– Офигеть! – воскликнул Ромка и спрыгнул ко мне. – Это значит, что ты права, река дала тебе знак, что ты права.
Все изменилось, мы копали и внимательно разглядывали рисунки на стенах, толкуя их в свете происшедших событий. Мы спорили, все больше увязая в своих умозаключениях, наши догадки были дикими, в какой-то мере нелепыми, и если говорить в общем, песок затягивал.
Первым этих домыслов не выдержал Женя, он категорически заявил, и в голосе его было очень много нарождающегося страха:
– Хочу есть. Пойдемте обедать.
Никто не стал с ним спорить. В маленьких детских сердцах постепенно росло осознание нереальности и опасности происходящего. Жаль, но остановиться мы уже не могли.
После обеда мы с торопливостью, неведомой ранее, подались к своей яме. Мы наперебой рассказывали друг другу странные легенды и страшные истории, подслушанные из разговоров взрослых. Оказалось, что в нашем огороде зарыт клад, соседка через два дома ведьма, что сегодня полнолуние, и надо даже не реку выкапывать, а читать рисунки на песке, чтобы найти клад, и тогда река станет сама собой. В общем, в тот вечер наша затея приняла мистический характер.
Мы расширили яму: так было легче копать, и теперь уже двое могли рыть и вглубь и вширь. Мы терли старые рисунки, и они изменялись, превращались в страшных чудовищ, неведомых существ, чертей, ломаные линии и невинные точки. Разговоры стали редкими и носили мрачно-погибельный характер.
Вскоре Женя убежал домой, испугавшись наших домыслов и бесед.
Мы покинули яму в тот вечер раньше обычного. Потряхивало. Шли быстро и не оглядываясь. В спешке забыли ведро, но никто даже под страхом бабкиного гнева не согласился за ним вернуться. Все шло к развязке.
Утром Ромка сказал, что никуда он больше не пойдет, все это ему надоело, и голос его звенел от скрытого страха. Как ни странно, один Женя высказывал энтузиазм, он был мал, быстро забывал, и его уже не тревожили страхи вчерашнего дня. Гордость и понятие смелости не дало мне отказаться от этой затеи, а Ира… всегда была со мной.
Для храбрости я надела кепку недавно умершего дяди, который был большим чудаком, и потому вызывал у нас благоговейное почтение. Мне казалось, что этот «шлем» оградит меня от всего, абсолютно от всего.
Втроем мы пошли на холм.
Тягостная это была прогулка, одна из самых запомнившихся в моей жизни.
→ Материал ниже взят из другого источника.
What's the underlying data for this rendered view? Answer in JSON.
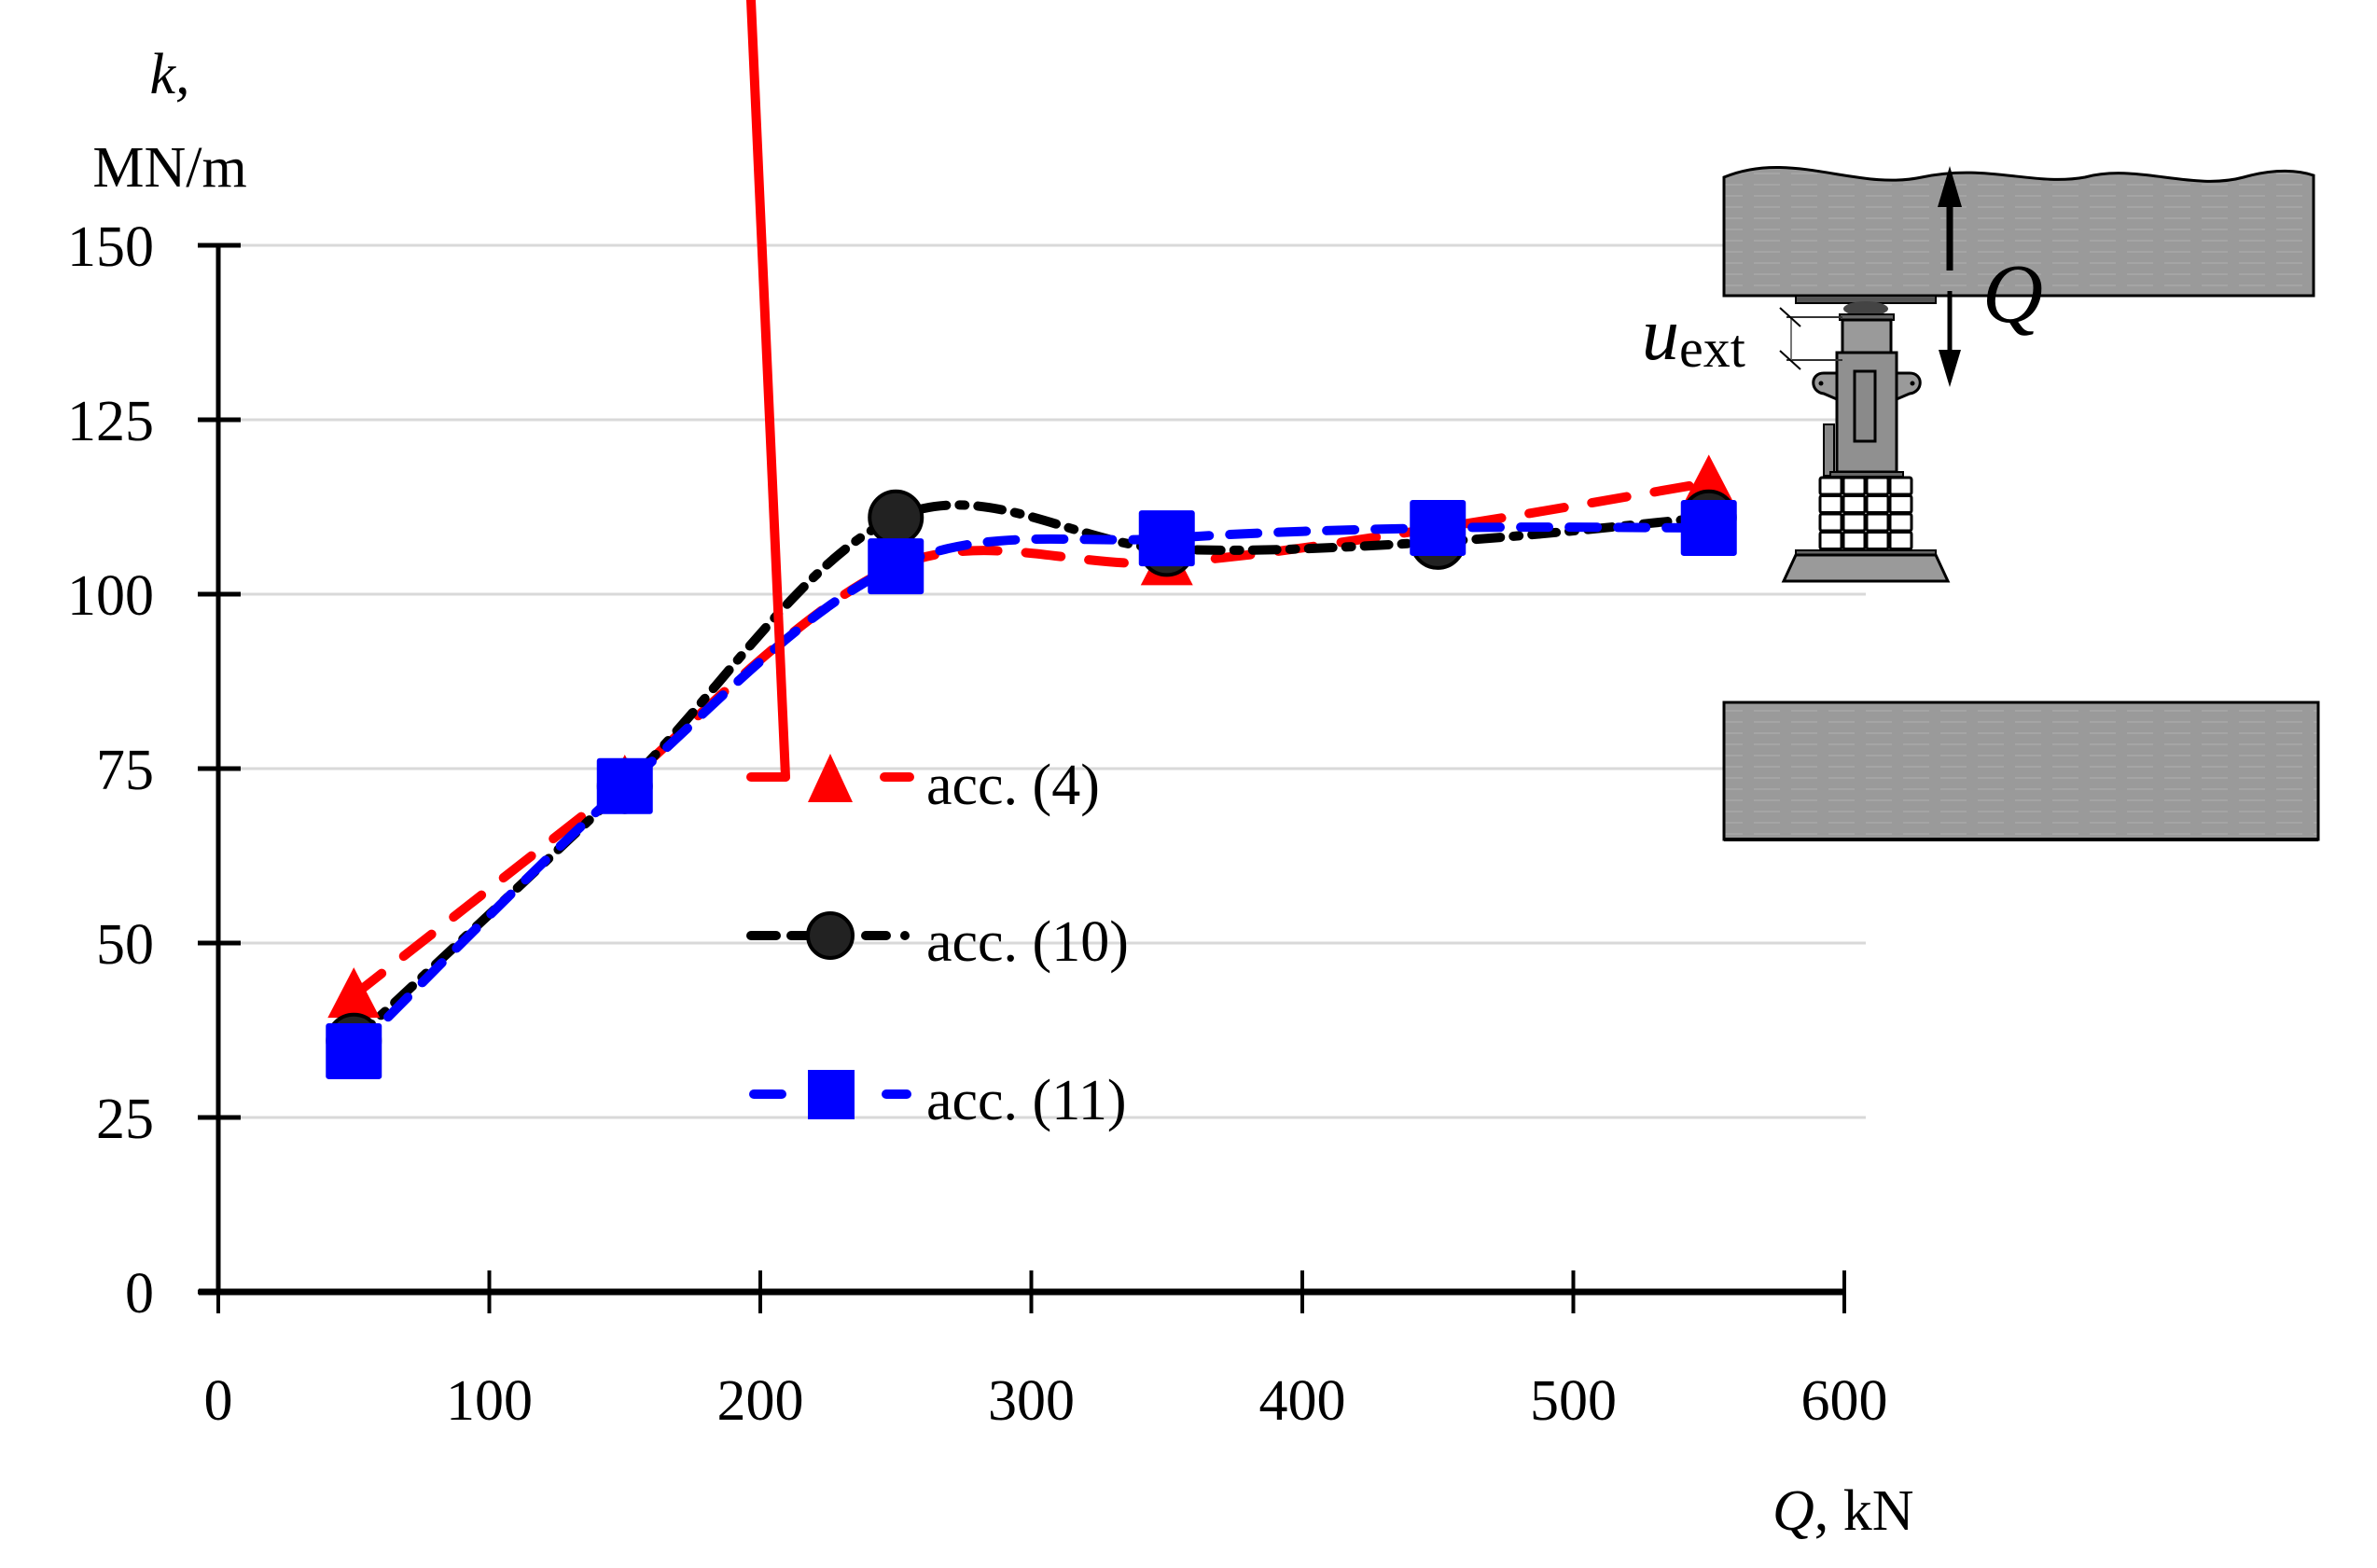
{
  "chart_data": {
    "type": "line",
    "title": "",
    "xlabel": "Q, kN",
    "ylabel": "k, MN/m",
    "ylabel_lines": [
      "k,",
      "MN/m"
    ],
    "xlim": [
      0,
      600
    ],
    "ylim": [
      0,
      150
    ],
    "x_ticks": [
      0,
      100,
      200,
      300,
      400,
      500,
      600
    ],
    "y_ticks": [
      0,
      25,
      50,
      75,
      100,
      125,
      150
    ],
    "grid": {
      "horizontal": true,
      "vertical": false,
      "color": "#d9d9d9"
    },
    "legend_position": "inside-center",
    "x": [
      50,
      150,
      250,
      350,
      450,
      550
    ],
    "series": [
      {
        "name": "acc. (4)",
        "marker": "triangle",
        "color": "#ff0000",
        "dash": "long-dash",
        "values": [
          42.5,
          73,
          104,
          104.5,
          109.5,
          116
        ]
      },
      {
        "name": "acc. (10)",
        "marker": "circle",
        "color": "#000000",
        "marker_fill": "#222222",
        "dash": "dash-dot",
        "values": [
          36,
          72.5,
          111,
          106.5,
          107.5,
          111
        ]
      },
      {
        "name": "acc. (11)",
        "marker": "square",
        "color": "#0000ff",
        "dash": "dash",
        "values": [
          34.5,
          72.5,
          104,
          108,
          109.5,
          109.5
        ]
      }
    ]
  },
  "axes": {
    "y_label_k": "k,",
    "y_label_unit": "MN/m",
    "x_label_q": "Q",
    "x_label_unit": ", kN",
    "y_tick_labels": [
      "0",
      "25",
      "50",
      "75",
      "100",
      "125",
      "150"
    ],
    "x_tick_labels": [
      "0",
      "100",
      "200",
      "300",
      "400",
      "500",
      "600"
    ]
  },
  "legend": {
    "items": [
      {
        "label": "acc. (4)"
      },
      {
        "label": "acc. (10)"
      },
      {
        "label": "acc. (11)"
      }
    ]
  },
  "diagram": {
    "displacement_label_main": "u",
    "displacement_label_sub": "ext",
    "force_label": "Q",
    "slab_color": "#9a9a9a",
    "jack_color": "#8c8c8c"
  }
}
Мы не спешили, если бы хоть кто-нибудь предложил тогда вернуться домой, я согласилась бы без колебаний.
Яма показалась нам темной и мрачной, хотя был полдень и светило солнце, ни облачка не было на голубом небосклоне, но в памяти моей остался только серый и страшный день.
Мы с Ирой сели на край ямы, чтобы перевести дыхание, а Женя спустился вниз, но никто из нас даже не возмутился этому, мы были подавлены, копать не хотелось, и было немного жутко.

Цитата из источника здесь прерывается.